La règle générale en matière contractuelle a toujours été l’impossibilité de renégocier une disposition contractuelle à moins d’une entente entre les parties.

Le principe d’équité et de bonne foi a souvent été rejeté par les tribunaux comme étant un élément pouvant forcer le co-contractant à renégocier une disposition de son contrat. C’est ce principe qu’a réitéré la Cour suprême dans la décision Churchill Falls** avec une nuance importante. Quoique la Cour suprême rappelle que la bonne foi doit guider les relations contractuelles et qu’elle ne permet pas de mettre de côté un contrat valablement signé, elle ajoute que ce principe s’applique uniquement dans le cas où cette renégociation n’est au bénéfice que d’une seule partie.



Cette mention de la Cour suprême est un élément important à notre avis. De plus, une récente décision de la Cour d’appel dans l’affaire Constructions Concreate ltée***, est venue confirmer qu’il ne suffit pas de limiter l’examen des obligations d’une personne à la simple lecture du contrat, et ce, en omettant d’analyser le caractère abusif ou non du refus d’une partie de passer outre à une clause dudit contrat. Une partie doit collaborer en posant des gestes concrets afin de permettre la réalisation des obligations de son cocontractant. Là est l’élément clé de cette décision. Un geste positif doit être posé pour rencontrer cette obligation de bonne foi.

Ainsi, l’obligation d’agir de bonne foi et l’abus résultant de l’exigence d’appliquer strictement son contrat peuvent, à notre avis, être invoqués en cas de refus de renégocier un contrat ou d’accepter une souplesse dans son application.

Nous sommes également d’avis que cette obligation positive permet d’aller jusqu’à la renégociation de dispositions contractuelles dans le but d’atteindre l’objectif du contrat, soit la réalisation des travaux dans un délai donné, sans abus et à un prix juste et équitable.

Le vieil adage « Les paroles s’envolent, mais les écrits restent » devient votre meilleur allié.

Toutefois, il s’agit d’un principe dont il est difficile d’établir un cadre uniforme. Le comportement d’une partie et les raisons qui soutiennent son refus de collaborer sont des questions de fait et chaque cas est différent.

Il est important de rappeler que la bonne foi est une obligation qui se rattache aux comportements d’une partie et ne peut servir à imposer des obligations qui dépasseraient complètement la nature du contrat intervenu.

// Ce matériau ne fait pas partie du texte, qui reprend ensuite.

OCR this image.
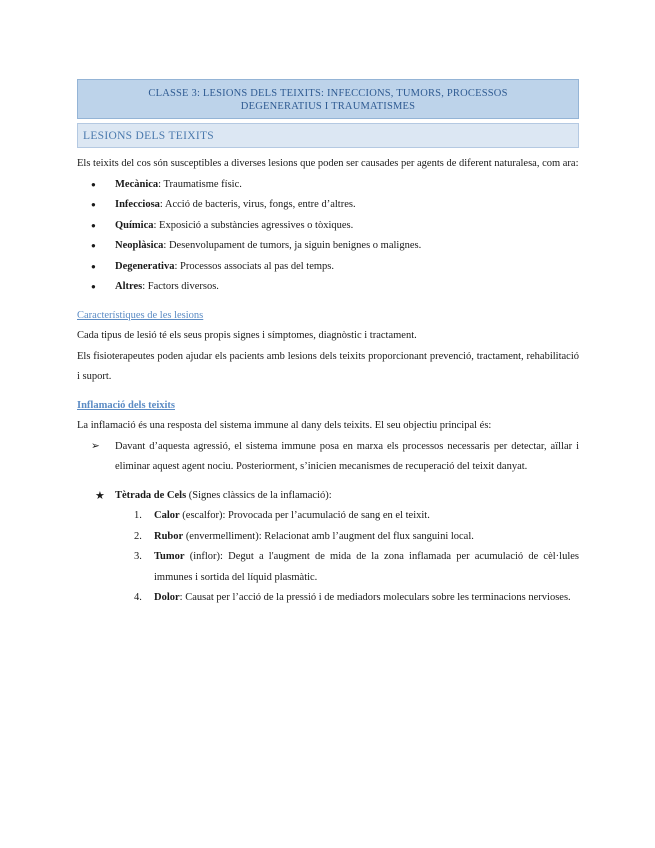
CLASSE 3: LESIONS DELS TEIXITS: INFECCIONS, TUMORS, PROCESSOS
DEGENERATIUS I TRAUMATISMES
LESIONS DELS TEIXITS

Els teixits del cos són susceptibles a diverses lesions que poden ser causades per agents de diferent naturalesa, com ara:

● Mecànica: Traumatisme físic.
● Infecciosa: Acció de bacteris, virus, fongs, entre d’altres.
● Química: Exposició a substàncies agressives o tòxiques.
● Neoplàsica: Desenvolupament de tumors, ja siguin benignes o malignes.
● Degenerativa: Processos associats al pas del temps.
● Altres: Factors diversos.
Característiques de les lesions

Cada tipus de lesió té els seus propis signes i símptomes, diagnòstic i tractament.

Els fisioterapeutes poden ajudar els pacients amb lesions dels teixits proporcionant prevenció, tractament, rehabilitació i suport.

Inflamació dels teixits

La inflamació és una resposta del sistema immune al dany dels teixits. El seu objectiu principal és:

➢ Davant d’aquesta agressió, el sistema immune posa en marxa els processos necessaris per detectar, aïllar i eliminar aquest agent nociu. Posteriorment, s’inicien mecanismes de recuperació del teixit danyat.
★ Tètrada de Cels (Signes clàssics de la inflamació):
1. Calor (escalfor): Provocada per l’acumulació de sang en el teixit.
2. Rubor (envermelliment): Relacionat amb l’augment del flux sanguini local.
3. Tumor (inflor): Degut a l'augment de mida de la zona inflamada per acumulació de cèl·lules immunes i sortida del líquid plasmàtic.
4. Dolor: Causat per l’acció de la pressió i de mediadors moleculars sobre les terminacions nervioses.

Le devoir de bonne foi ne peut priver une partie de son droit de s’en remettre intégralement au contrat. Cependant, ce droit de s’en remettre au contrat ne doit pas être déraisonnable et l’extrait suivant de la décision de la Cour d’appel le démontre :

« [87]  En l’espèce, le refus de l’intimée d’autoriser la fermeture d’une voie de circulation dans chaque direction sur l’A-35 pendant près de deux mois à l’été 2011, son silence face aux interventions de la CSST à ce sujet et à l’ouverture de cette dernière à considérer des solutions alternatives, le cas échéant, pour finalement accéder à cette demande lors de la réunion de chantier du 21 juillet 2011, dénotent dans les circonstances un comportement déraisonnable et un abus de droit contractuel. »

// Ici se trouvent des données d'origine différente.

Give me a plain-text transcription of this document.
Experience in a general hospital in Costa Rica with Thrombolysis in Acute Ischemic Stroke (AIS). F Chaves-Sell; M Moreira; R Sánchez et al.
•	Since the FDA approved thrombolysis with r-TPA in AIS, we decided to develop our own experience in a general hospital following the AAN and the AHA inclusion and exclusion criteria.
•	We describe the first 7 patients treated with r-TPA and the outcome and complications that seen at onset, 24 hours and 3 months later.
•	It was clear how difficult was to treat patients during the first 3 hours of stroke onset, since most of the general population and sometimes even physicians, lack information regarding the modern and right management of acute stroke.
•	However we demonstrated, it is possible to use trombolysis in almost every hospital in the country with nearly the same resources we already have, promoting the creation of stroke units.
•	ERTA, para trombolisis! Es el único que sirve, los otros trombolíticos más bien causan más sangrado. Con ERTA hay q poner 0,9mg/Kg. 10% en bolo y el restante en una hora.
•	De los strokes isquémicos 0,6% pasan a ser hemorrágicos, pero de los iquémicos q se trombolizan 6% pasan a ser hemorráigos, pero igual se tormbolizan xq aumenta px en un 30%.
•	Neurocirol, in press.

En conclusion, cette récente décision met de l’avant l’importance pour les parties à un contrat d’agir de bonne foi en posant des gestes concrets, et de collaborer entre elles afin de s’assurer que le but premier du contrat soit atteint.

Par contre, cette obligation de bonne foi et de renégociation ne peut pas être invoquée dans toutes les circonstances.

Si une telle situation se présente, il est important de bien documenter les différentes demandes que vous formulez et les motifs invoqués pour refuser de renégocier votre contrat. Le vieil adage « Les paroles s’envolent, mais les écrits restent » devient votre meilleur allié. ■


* Marie-Douce Huard est avocate associée chez Cain Lamarre.
** Churchill Falls (Labrador) Corp c. Hydro-Québec, 2018 CSC 46.
*** Constructions Concreate ltée c. Procureure générale du Québec, 2020 QCCA 570. Cette décision n’ayant pas fait l’objet d’une demande pour permission d’appel à la Cour suprême, elle fait donc autorité.